Name of the tier containing the primary text. If the primary text is split out over multiple segments in Elan, then the values of all segments will be concatenated, including whitespace. The concatenated string is set as STextualDS in Salt. Only a single tiername is allowed in this property.

elan.importer.segTierNames

Names of the tiers that will be used as segmentation layers. It is possible to only set a single segmentation layer. Segmentation layers are useful when there are subtoken annotations (i.e. annotations of parts in the STextualDS that are not typically considered as tokens), because it allows the end-user to select which segmentation he or she wants to see. Multiple tiernames are allowed in this property, and tiernames should be separated by commas.

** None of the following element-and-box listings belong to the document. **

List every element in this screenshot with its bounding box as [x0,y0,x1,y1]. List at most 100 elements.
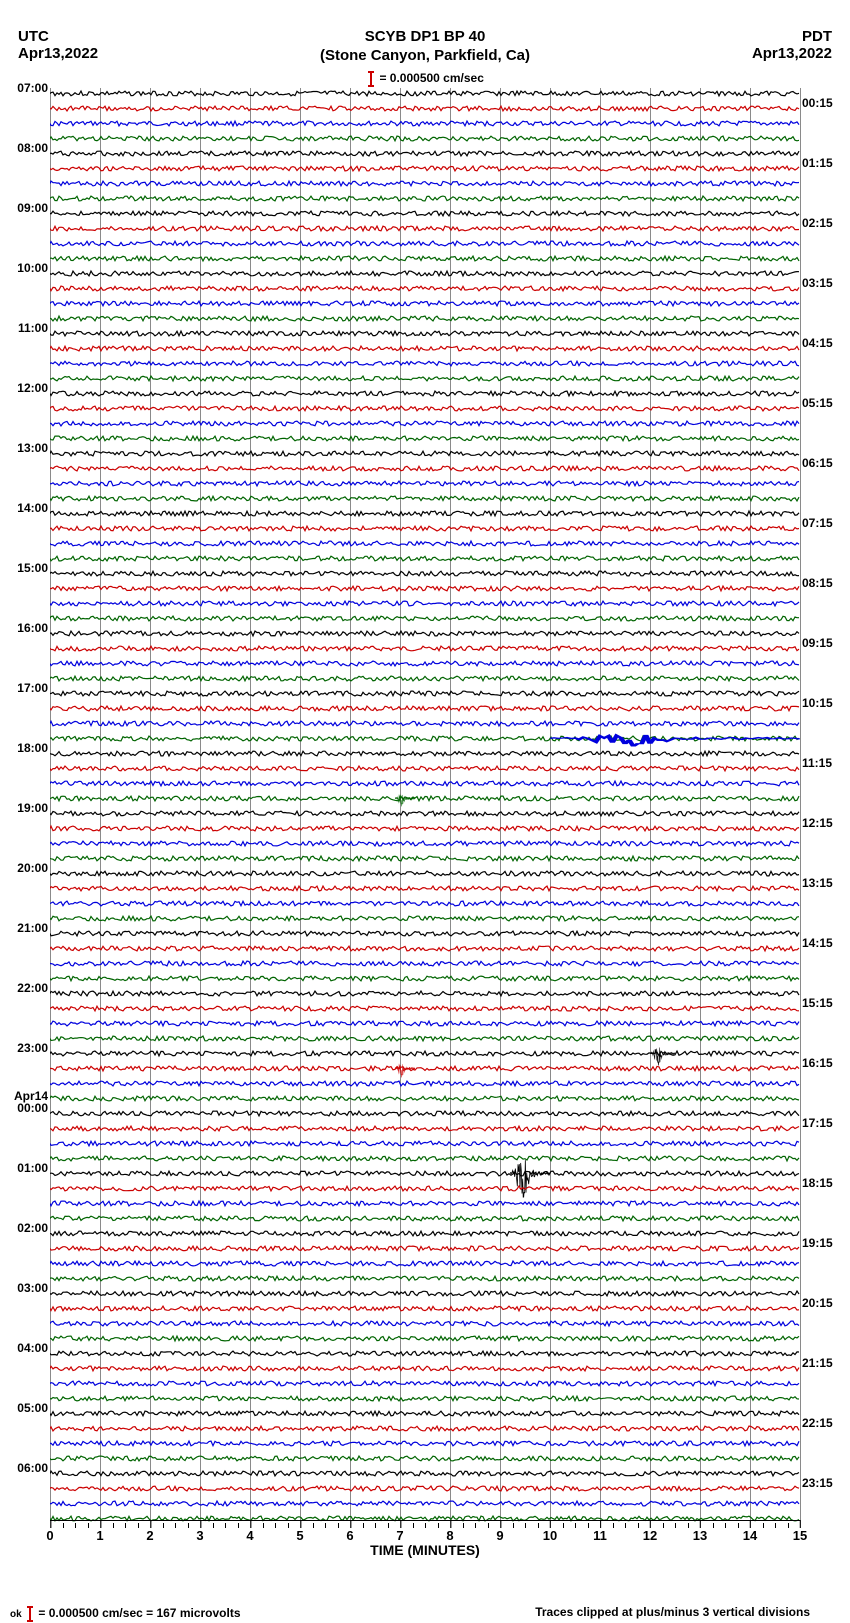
utc-label: 15:00 [2,561,48,575]
x-tick: 2 [146,1528,153,1543]
x-tick-minor [225,1523,226,1528]
x-tick-minor [525,1523,526,1528]
x-tick-minor [63,1523,64,1528]
pdt-label: 03:15 [802,276,848,290]
subtitle: (Stone Canyon, Parkfield, Ca) [0,47,850,64]
x-tick: 8 [446,1528,453,1543]
x-tick-minor [763,1523,764,1528]
pdt-label: 06:15 [802,456,848,470]
pdt-label: 07:15 [802,516,848,530]
x-tick-minor [425,1523,426,1528]
pdt-label: 04:15 [802,336,848,350]
footer-left: ok = 0.000500 cm/sec = 167 microvolts [10,1605,241,1623]
x-tick-minor [563,1523,564,1528]
utc-label: 20:00 [2,861,48,875]
x-tick: 3 [196,1528,203,1543]
x-tick: 10 [543,1528,557,1543]
x-tick-minor [475,1523,476,1528]
x-tick-minor [413,1523,414,1528]
utc-label: 14:00 [2,501,48,515]
pdt-label: 13:15 [802,876,848,890]
scale-tick-icon [366,70,376,88]
header-left: UTC Apr13,2022 [18,28,98,62]
x-tick-minor [488,1523,489,1528]
x-tick-minor [88,1523,89,1528]
pdt-label: 11:15 [802,756,848,770]
tz-left: UTC [18,28,98,45]
day-break-label: Apr14 [2,1089,48,1103]
pdt-label: 21:15 [802,1356,848,1370]
x-tick-minor [288,1523,289,1528]
x-tick-minor [163,1523,164,1528]
pdt-label: 16:15 [802,1056,848,1070]
x-tick: 0 [46,1528,53,1543]
utc-label: 16:00 [2,621,48,635]
x-tick: 6 [346,1528,353,1543]
utc-label: 01:00 [2,1161,48,1175]
gridline [800,88,801,1528]
x-tick-minor [338,1523,339,1528]
utc-label: 10:00 [2,261,48,275]
x-tick-minor [438,1523,439,1528]
x-tick-minor [263,1523,264,1528]
scale-text: = 0.000500 cm/sec [0,70,850,88]
utc-label: 12:00 [2,381,48,395]
x-tick-minor [113,1523,114,1528]
x-tick-minor [713,1523,714,1528]
title: SCYB DP1 BP 40 [0,28,850,45]
x-tick-minor [513,1523,514,1528]
pdt-label: 22:15 [802,1416,848,1430]
utc-label: 04:00 [2,1341,48,1355]
x-axis-title: TIME (MINUTES) [50,1542,800,1558]
pdt-label: 02:15 [802,216,848,230]
pdt-label: 08:15 [802,576,848,590]
x-tick-minor [363,1523,364,1528]
pdt-label: 23:15 [802,1476,848,1490]
x-tick: 13 [693,1528,707,1543]
x-tick-minor [463,1523,464,1528]
x-tick: 5 [296,1528,303,1543]
x-tick: 12 [643,1528,657,1543]
pdt-label: 18:15 [802,1176,848,1190]
utc-label: 09:00 [2,201,48,215]
x-tick-minor [213,1523,214,1528]
utc-label: 03:00 [2,1281,48,1295]
utc-label: 00:00 [2,1101,48,1115]
date-left: Apr13,2022 [18,45,98,62]
utc-label: 11:00 [2,321,48,335]
x-tick-minor [575,1523,576,1528]
x-tick-minor [638,1523,639,1528]
x-tick-minor [688,1523,689,1528]
pdt-label: 15:15 [802,996,848,1010]
x-tick: 15 [793,1528,807,1543]
utc-label: 08:00 [2,141,48,155]
x-tick-minor [738,1523,739,1528]
x-tick-minor [663,1523,664,1528]
utc-label: 22:00 [2,981,48,995]
x-tick: 11 [593,1528,607,1543]
x-tick-minor [325,1523,326,1528]
x-tick-minor [675,1523,676,1528]
x-tick: 14 [743,1528,757,1543]
x-tick-minor [313,1523,314,1528]
utc-label: 21:00 [2,921,48,935]
pdt-label: 17:15 [802,1116,848,1130]
utc-label: 19:00 [2,801,48,815]
pdt-label: 20:15 [802,1296,848,1310]
x-axis-line [50,1520,800,1521]
x-axis: TIME (MINUTES) 0123456789101112131415 [50,1528,800,1558]
pdt-label: 12:15 [802,816,848,830]
x-tick-minor [538,1523,539,1528]
pdt-label: 10:15 [802,696,848,710]
pdt-label: 14:15 [802,936,848,950]
footer-scale-icon [25,1605,35,1623]
utc-label: 18:00 [2,741,48,755]
x-tick: 9 [496,1528,503,1543]
x-tick-minor [788,1523,789,1528]
pdt-label: 05:15 [802,396,848,410]
utc-label: 17:00 [2,681,48,695]
x-tick-minor [625,1523,626,1528]
utc-label: 05:00 [2,1401,48,1415]
x-tick: 1 [96,1528,103,1543]
utc-label: 02:00 [2,1221,48,1235]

elan.importer.ignoreTierNames

Names of the tiers that will be ignored. Sometimes, specific Elan tiers are not needed in another format (e.g. annotator comments), and this parameter allows you to get rid of them. Obviously, these tiernames can not be in the previous two properties. Multiple tiernames are supported in this property, and tiernames should be separated by means of commas.

elan.importer.addSOrderRelation

Determines if, this module shall add SOrderRelations to the segmentation layer(s). If only one segmentation layer is provided, no order relations are needed, and they will not be set. This property is default set to true, because it does not make much sense to have this to false.